(Part 1) SmartGPT: One Man's Innovation Outperforms OpenAI's GPT-4

An individual, equipped with nothing but a few straightforward techniques, has demonstrated a method to outperform GPT-4’s performance. He named his innovation SmartGPT, and in a two-part video series, I’ll explain what it is and why it’s so crucial for you as an analytics leader.

In essence, this innovator outperformed GPT-4 by deconstructing a complex problem into a series of steps, each involving multiple calls to the GPT-4 model. These steps are pretty straightforward. I’ll sidestep the intricate details about prototype design, edge cases, and jargon because frankly, they’re not pivotal for our discussion.

So here are the three steps: In step one, he begins with a task and generates multiple outcomes from a single prompt. In step two, he requests the model to scrutinize each result and identify the logical errors and shortcomings. Finally, in step three, he prompts the model to select the best result based on its logical integrity.

He further showcases how SmartGPT significantly outperforms generic GPT-4 by using examples from a TED talk titled “Why AI Is Incredibly Smart and Shockingly Stupid” by Yejin Choi. He presents a few of GPT-4’s “shockingly stupid” results and demonstrates how SmartGPT elegantly resolves them, providing context.

Next, he evaluates its performance against a benchmark known as MMLU (Massive Multitask Language Understanding). This new benchmark, more challenging and akin to human evaluation methods, encompasses 57 subjects spanning STEM, humanities, social sciences, and more. Its difficulty ranges from an elementary level to an advanced professional level, testing both worldly knowledge and problem-solving ability. The vastness and breadth of the subjects make the benchmark perfect for pinpointing a model’s blind spots.

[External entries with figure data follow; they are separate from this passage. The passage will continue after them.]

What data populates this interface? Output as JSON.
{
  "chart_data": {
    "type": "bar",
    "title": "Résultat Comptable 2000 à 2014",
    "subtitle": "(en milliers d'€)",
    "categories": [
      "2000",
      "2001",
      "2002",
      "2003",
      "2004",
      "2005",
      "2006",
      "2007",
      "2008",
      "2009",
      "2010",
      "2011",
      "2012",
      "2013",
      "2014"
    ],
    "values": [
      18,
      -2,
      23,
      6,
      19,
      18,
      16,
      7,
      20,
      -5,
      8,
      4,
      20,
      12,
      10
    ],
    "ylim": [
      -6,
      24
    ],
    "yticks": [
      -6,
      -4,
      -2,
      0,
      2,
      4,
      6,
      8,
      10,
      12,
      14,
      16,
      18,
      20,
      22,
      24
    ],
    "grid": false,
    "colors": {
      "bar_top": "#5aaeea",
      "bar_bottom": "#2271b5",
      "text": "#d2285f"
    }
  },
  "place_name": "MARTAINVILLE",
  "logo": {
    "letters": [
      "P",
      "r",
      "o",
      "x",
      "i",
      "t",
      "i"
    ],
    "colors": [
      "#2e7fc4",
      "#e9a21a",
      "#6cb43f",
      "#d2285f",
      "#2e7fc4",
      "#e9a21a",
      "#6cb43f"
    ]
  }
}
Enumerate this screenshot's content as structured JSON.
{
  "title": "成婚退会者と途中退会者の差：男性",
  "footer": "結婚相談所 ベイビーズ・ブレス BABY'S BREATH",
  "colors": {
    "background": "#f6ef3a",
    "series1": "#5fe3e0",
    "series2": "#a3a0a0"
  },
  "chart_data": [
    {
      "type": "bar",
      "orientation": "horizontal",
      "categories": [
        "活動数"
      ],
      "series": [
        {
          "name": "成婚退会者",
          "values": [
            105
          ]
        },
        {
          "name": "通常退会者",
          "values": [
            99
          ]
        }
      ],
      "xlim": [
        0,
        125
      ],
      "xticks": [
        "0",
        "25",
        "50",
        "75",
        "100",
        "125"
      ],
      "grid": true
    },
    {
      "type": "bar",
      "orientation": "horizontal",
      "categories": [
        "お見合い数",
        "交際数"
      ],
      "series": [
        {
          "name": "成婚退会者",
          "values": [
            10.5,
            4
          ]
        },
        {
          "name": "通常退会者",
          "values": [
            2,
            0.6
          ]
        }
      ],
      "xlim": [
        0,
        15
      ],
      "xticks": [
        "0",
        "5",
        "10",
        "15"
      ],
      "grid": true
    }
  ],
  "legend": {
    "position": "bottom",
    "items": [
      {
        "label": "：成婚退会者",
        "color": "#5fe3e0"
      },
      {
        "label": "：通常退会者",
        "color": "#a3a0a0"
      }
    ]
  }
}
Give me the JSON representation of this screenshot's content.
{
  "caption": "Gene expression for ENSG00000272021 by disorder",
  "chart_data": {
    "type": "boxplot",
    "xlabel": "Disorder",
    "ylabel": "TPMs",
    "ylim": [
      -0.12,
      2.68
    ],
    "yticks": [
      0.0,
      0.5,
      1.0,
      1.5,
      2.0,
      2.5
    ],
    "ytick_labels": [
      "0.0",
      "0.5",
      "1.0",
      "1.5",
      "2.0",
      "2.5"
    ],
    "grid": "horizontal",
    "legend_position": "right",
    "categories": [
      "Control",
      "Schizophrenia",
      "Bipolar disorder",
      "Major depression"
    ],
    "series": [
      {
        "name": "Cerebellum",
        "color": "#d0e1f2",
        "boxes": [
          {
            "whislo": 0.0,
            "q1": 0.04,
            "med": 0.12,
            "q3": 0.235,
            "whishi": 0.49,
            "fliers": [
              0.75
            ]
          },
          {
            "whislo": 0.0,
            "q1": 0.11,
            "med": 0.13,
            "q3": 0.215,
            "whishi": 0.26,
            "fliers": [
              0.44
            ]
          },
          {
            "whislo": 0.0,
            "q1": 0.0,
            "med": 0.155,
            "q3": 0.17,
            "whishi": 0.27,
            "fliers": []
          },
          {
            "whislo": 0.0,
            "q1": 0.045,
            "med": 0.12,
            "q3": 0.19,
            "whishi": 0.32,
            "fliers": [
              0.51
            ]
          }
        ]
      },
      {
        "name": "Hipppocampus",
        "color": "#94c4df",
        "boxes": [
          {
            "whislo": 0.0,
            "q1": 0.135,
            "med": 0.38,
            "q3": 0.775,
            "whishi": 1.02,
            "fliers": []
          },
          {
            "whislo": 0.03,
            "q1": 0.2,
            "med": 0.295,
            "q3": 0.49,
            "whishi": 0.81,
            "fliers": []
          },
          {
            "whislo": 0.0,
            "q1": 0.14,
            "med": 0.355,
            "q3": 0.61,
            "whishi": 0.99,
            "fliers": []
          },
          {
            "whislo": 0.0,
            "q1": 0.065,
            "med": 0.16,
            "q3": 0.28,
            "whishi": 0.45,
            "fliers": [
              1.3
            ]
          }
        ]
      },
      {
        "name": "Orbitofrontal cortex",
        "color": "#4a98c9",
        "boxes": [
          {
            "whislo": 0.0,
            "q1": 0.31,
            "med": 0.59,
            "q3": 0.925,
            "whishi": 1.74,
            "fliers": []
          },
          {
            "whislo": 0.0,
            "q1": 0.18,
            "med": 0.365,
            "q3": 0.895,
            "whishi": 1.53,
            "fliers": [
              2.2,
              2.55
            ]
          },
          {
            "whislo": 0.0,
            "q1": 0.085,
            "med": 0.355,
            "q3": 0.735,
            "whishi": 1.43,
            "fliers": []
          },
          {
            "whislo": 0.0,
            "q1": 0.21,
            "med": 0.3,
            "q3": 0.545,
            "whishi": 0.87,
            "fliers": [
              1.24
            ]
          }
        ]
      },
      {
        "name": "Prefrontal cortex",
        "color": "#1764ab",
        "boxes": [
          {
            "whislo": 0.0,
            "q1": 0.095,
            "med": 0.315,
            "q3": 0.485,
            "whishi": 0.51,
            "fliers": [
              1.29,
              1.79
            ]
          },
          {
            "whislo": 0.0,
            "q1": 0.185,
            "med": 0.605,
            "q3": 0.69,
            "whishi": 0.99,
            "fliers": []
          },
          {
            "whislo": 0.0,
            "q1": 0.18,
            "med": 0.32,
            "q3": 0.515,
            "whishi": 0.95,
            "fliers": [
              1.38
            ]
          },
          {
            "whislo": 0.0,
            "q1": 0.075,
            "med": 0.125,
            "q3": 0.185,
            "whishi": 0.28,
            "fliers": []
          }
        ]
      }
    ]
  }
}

Here’s the crux: GPT-4 scores approximately 85% on this test, human experts score around 90%, and he demonstrates results that suggest SmartGPT can achieve ~95%. His argument is compelling because SmartGPT correctly answers half of the questions that GPT-4 got wrong.

What’s truly remarkable is that everything demonstrated can be constructed as a software function. These are simple steps that utilize results published by others in the research community. So, from a user’s perspective, it operates much like GPT-4. Because it needs to make multiple calls to the GPT-4 API it will be slower and more expensive.

In the second part of the video series, I’ll delve into why these results are so vital for enterprise analytics leaders and their implications for your large language model strategy. Before I conclude, let’s appreciate the enormity of these results. A single person, without any resources, using a couple of techniques from the wider research community, demonstrated a straightforward method to outperform GPT-4. Now, had this been Google’s achievement, they’d be shouting it from the rooftops. Instead, they unveiled a rather lackluster array of incremental features, most of which are already available elsewhere.